We think if you want to actually be a cornerstone and pillar for this system, you need to be responsible for the output of your product. It seems like a no brainer. We made that choice very early on, and I think that's really paid off dividends for us in the market.
The other thing I'll say is, very early on, we brought on a CISO and got our SOC 2 type of compliance and all the right certifications, because again, with something like this, you only get one chance, right? If you really care about the consumer's well being, which we do, then securing that data in a way that leads the market is really critical for us. That's one piece around how we think about the future of the business.
This market is so competitive from a talent standpoint. But candidly, I think our team has done an incredible job really building the cultural foundation for massive growth and success down the line. I think it's because we've been very intentional from the get go about how we think about our culture. To give you an anecdote: my two co founders, Curtis and Anish, and I interviewed over 60 to 70 engineers before we made our first three hires. It was a painful amount of time doing so but we thought it was well worth it. Because given our prior experiences, we knew that the company is nothing without the people that are there, and the early people have an excess impact on that culture.
Even though we met with a lot of exceptional engineers, technically, we really wanted to reach people who are a great cultural fit. And what I mean by that specifically is, there are key tenets that we really focus on that we think are predictors of success. I think there are four really big pieces. One is what we call grit, which is basically are you willing to run through walls and accomplish your goals? Two is resourcefulness. I think some people might call this scrappiness. But basically, are you able to see problems and figure out the solution versus sitting there seeing a problem and then complaining that the problem was there, but you aren't able to actually solve for it on your own? Three is natural curiosity, which I personally have found to be the biggest differentiator between good and great operators. It's like, how willing and deep are you willing to go on any problem? The folks who go deeper are the ones who inevitably understand how the product and the system really work, and are able to find those secrets and hidden gems that really allow you to differentiate yourselves across a long timeline.

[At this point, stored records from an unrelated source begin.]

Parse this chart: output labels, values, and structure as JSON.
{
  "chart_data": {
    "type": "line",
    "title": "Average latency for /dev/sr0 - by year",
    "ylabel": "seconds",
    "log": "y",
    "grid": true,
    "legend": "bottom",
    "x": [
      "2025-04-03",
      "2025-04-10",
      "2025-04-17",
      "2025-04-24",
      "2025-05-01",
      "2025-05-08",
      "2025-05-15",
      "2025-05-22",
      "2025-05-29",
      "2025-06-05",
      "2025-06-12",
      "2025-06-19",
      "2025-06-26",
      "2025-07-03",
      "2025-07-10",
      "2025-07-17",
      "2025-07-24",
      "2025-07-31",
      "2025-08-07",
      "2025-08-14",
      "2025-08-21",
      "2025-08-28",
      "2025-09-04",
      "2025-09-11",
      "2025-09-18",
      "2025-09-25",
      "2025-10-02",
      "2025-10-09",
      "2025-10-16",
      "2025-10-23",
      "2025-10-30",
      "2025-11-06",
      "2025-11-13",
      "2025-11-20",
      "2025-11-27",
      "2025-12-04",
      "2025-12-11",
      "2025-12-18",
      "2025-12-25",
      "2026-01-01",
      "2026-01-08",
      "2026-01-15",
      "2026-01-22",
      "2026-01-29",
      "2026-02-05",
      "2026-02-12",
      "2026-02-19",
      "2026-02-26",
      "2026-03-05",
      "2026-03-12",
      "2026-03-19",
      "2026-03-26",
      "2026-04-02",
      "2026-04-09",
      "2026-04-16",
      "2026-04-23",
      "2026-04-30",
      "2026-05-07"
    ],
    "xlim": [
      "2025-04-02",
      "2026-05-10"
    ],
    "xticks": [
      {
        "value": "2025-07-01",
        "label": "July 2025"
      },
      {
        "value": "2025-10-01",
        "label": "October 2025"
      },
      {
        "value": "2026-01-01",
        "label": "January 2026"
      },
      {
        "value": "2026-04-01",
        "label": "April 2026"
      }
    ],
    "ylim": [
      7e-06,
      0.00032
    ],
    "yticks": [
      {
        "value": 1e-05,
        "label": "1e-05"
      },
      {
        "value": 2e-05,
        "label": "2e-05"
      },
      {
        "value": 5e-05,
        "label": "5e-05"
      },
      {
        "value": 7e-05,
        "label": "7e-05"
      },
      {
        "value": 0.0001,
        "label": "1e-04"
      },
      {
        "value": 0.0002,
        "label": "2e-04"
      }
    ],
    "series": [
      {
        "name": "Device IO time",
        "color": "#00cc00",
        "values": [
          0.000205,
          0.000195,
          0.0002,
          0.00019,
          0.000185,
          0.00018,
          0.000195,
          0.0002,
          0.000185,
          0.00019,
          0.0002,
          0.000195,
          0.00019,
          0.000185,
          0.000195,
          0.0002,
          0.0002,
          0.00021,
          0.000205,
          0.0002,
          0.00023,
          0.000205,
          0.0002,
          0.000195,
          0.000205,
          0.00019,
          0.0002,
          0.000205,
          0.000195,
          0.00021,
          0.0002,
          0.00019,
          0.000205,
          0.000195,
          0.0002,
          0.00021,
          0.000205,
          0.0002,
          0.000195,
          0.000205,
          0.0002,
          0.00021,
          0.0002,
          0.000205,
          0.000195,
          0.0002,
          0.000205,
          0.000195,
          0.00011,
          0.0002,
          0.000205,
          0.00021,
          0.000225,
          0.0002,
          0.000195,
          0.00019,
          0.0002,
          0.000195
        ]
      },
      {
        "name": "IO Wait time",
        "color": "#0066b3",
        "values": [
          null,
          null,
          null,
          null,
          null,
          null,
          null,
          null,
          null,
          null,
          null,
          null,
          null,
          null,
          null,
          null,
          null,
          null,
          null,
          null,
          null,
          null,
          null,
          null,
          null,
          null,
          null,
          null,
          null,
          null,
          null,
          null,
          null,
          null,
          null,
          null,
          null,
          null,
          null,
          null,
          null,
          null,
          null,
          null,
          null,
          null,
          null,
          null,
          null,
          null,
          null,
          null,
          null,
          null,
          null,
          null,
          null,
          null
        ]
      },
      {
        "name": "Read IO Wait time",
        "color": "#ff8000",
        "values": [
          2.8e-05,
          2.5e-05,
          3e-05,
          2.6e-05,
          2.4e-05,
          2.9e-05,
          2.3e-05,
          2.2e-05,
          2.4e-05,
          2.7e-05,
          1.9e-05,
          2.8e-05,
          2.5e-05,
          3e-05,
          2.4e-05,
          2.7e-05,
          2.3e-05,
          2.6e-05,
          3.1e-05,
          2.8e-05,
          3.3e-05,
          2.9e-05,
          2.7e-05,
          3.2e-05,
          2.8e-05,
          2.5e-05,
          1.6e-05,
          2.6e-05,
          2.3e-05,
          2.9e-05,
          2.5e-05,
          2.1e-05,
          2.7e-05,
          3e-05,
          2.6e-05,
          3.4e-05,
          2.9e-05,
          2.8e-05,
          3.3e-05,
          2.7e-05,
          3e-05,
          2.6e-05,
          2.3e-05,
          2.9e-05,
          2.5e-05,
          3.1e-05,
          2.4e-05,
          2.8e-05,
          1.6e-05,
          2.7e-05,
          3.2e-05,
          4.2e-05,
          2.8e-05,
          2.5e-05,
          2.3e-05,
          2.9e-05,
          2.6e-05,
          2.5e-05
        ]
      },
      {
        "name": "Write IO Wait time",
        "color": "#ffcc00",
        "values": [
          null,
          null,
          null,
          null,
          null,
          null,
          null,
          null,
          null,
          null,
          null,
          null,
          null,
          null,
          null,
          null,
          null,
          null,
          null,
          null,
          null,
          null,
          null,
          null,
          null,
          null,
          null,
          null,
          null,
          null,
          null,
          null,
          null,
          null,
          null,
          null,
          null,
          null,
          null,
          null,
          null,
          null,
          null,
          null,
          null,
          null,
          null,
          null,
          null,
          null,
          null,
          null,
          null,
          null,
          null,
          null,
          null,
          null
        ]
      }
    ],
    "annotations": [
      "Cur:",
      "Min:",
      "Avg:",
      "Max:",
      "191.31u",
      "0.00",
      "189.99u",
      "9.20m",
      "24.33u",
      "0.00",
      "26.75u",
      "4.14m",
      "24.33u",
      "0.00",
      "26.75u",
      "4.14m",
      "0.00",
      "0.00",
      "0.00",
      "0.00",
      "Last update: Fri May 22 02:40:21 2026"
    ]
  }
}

And then, last but not least, there's this really interesting idea that the Collison brothers at Stripe really pioneered, which is this idea of craftsmanship, or I guess, craftspersonship. And it's this idea that not only do you take great pride in your work, but there's this certain care that you take, where you truly feel like the product or the output of your work is a reflection of yourself. It's everything from being detail oriented to going that little extra step. Because you know that what you're putting out, you care so deeply about it. I think, above all else, the thing that I'm most proud of is everyone on on this team cares so deeply about what we do, how we do it and how well we do it. We see that what we do can actually lead to a tangibly better financial system and tangibly better financial outcomes for those who really need it.